A ESPALDAS DE MADRID

¡Oh luna! ¡Cuánto abril!

JORGE GUILLEN

¡CUÁN guardado estarás, estuche nítido,

campo de altas estrellas verdeantes,

serpentino Jarama que te quedas

jugando con la arena y con los juncos!

¡Cuan guardadas, tus hojas repentinas

—yo lejos ya de ti, tú sin mí ahora—

estarán en la noche, culminante

de soledad, al pie del Guadarrama,

que prolonga su virgen conjetura

tras e] intenso azul de cada día!

Alto hacia las montañas, en tu nava

de vaguedad sumido, sin colores

ya tu color, tan sólo las estrellas

que envuelven a Madrid —foscas y límpidas

en un mismo temblor— verán tu pura

intimidad, tu límite sin oro,

tu violeta ya seco y desprendido

como la flor del cardo, mientras ellas,

las únicas, verán mi pensamiento

puramente también, y tu deleite,

tu luz, ellas serán, Jarama serio,

que te abres al azar, como la vida,

improvisando todo vagamente,

discurriendo sin cauce concluido

a través de lo igual, entre Alcobendas

y la luna, y los árboles, y todo

lo que aún a mi mirada está pegado

con existencia suave…

Pero ahora,

al regreso de abril bajo la hierba,

¡cuan guardado estarás, terruño lento,

belleza taciturna que en mi alma

vagas hecha bondad, recuerdo hecha

de un día interminable, innumerable,

de un. todo entrecruzado con la vida!

Pardos alcaravanes deshorados

desanclarán su cuerpo, desde el suelo

—perdido en luna rosa de hondonada

caliza—, y posarán su ruido triste,

como piedra tirada sin impulso,

aún meciendo la luz, el verde súbito

del día que ha pasado para siempre

y al que es preciso renunciar, lo mismo

que las montañas limpias a su forma.

Y es que ha pasado entero, ya ha pasado

otro día, ya somos otro día,

otro rumor distinto en viento y agua,

otro ser imprevisto, un nuevo cambio

dulcemente total… Es que ya somos

el ayer del mañana, y ya no somos,

ya hemos vivido y muerto aquel instante,

maravilloso instante repetido

de la jornada que se acaba entera

a espaldas de Madrid y de su ingenio,

y de su masa sorda, y de sus muros,

y de su vana hormiga, y de su siempre

callejeante luz, y ya ha pasado

el tiempo —entre mis párpados— el alma,

y todo continúa igual de ciego

esperando en nosotros.

Como el niño

que se marcha del hombre, todo espera,

interiormente roto y renovado,

jugando con la arena y con los juncos

seriamente, bailando con el agua

que brota de la noche. Todo espera

el invasor empañamiento lúcido,

la gran beatitud de la mañana,

y el movible silencio de los campos

oscuros todavía.

Mas la aurora

llegará tenuemente tras los montes

—los montes distraídos del Jarama—,

empujando las sendas de tu valle,

cuando yo esté dormido en blando sueño,

lejos de ti, cerrado entre paredes

de espesor animal, ajeno al puro,

al verde amanecer de aliento suave,

que poco a poco invadirá las cumbres,

animará la calma de los surcos

y teñirá de azul tu fresco lecho.

Yo estaré mientras tanto sordo al éxtasis,

al ímpetu sagrado, en mi descuido,

viendo palidecer intensamente

mi vida en el silencio de la noche,

como un amordazado; oyendo lejos

el ruido de la luz, mas sin tocarla,

sin oler lo nacido de tu hierba,

sin saber de tus pinos en la aurora,

de cómo es el color que te sorprende

y por los huesos vivos se te entra

de la tierra, mitad amanecida,

que el sol va retirando entre los troncos.

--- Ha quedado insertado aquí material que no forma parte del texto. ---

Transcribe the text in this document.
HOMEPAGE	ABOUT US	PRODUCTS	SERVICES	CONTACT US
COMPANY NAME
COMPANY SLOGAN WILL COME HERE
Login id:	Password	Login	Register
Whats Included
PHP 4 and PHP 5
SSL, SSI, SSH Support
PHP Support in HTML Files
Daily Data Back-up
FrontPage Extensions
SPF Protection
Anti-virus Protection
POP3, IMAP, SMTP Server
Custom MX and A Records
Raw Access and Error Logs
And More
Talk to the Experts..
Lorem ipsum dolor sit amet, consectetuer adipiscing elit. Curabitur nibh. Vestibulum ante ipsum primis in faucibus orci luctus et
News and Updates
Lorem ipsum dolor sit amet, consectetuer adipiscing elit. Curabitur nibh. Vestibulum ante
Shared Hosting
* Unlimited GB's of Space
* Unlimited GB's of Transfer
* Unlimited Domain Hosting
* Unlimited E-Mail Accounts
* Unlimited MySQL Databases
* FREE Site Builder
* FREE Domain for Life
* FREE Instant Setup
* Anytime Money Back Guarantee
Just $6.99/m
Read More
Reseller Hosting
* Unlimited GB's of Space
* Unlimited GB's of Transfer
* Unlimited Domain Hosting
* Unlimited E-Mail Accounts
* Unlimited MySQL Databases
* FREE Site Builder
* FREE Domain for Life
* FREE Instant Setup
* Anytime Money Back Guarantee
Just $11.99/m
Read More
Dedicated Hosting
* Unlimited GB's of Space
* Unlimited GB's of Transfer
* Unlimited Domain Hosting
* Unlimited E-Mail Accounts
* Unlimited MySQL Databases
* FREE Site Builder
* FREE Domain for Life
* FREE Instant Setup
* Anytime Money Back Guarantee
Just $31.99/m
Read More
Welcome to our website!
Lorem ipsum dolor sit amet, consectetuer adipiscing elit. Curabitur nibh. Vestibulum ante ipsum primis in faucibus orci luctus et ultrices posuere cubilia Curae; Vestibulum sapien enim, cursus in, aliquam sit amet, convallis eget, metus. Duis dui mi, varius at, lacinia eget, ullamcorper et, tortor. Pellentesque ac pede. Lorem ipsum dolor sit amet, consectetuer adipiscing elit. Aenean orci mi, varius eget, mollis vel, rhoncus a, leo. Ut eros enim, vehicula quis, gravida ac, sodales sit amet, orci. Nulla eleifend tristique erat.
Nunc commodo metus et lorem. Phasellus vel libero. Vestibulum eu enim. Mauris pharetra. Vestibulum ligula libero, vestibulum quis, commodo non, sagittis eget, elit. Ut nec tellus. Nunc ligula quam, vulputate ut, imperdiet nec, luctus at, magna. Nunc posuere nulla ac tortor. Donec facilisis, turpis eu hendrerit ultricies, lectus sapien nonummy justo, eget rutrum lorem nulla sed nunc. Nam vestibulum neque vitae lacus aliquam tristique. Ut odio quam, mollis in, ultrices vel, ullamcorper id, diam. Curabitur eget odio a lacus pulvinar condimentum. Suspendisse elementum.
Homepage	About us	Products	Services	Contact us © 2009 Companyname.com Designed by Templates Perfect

Yo estaré, descuidado, amaneciendo;

sin escuchar el silbo de agua y sombra,

y el verdor esponjado de tus campos,

y el rumbo de tus hojas y tus ramas.

¡Oh día —entre hoy y ayer— que el trigo mueve

con gracia sin igual para el regreso,

a ambos lados del cielo, en el camino!

¡Oh campo despegado por la luna

hace unas horas sólo, ya sin nadie,

sin sílabas, sin muebles en el cielo,

interiormente lleno de desnuda,

errante embriaguez negro naranja

contra el supremo azul de las techumbres

de Madrid! ¡Cuan guardados para siempre

los mil y mil tesoros desvividos

que puso entre mis manos un minuto

la realidad, y que serán ahora,

y que ya sólo son, consuelo vago

de esperar y esperar lo siempre nuevo!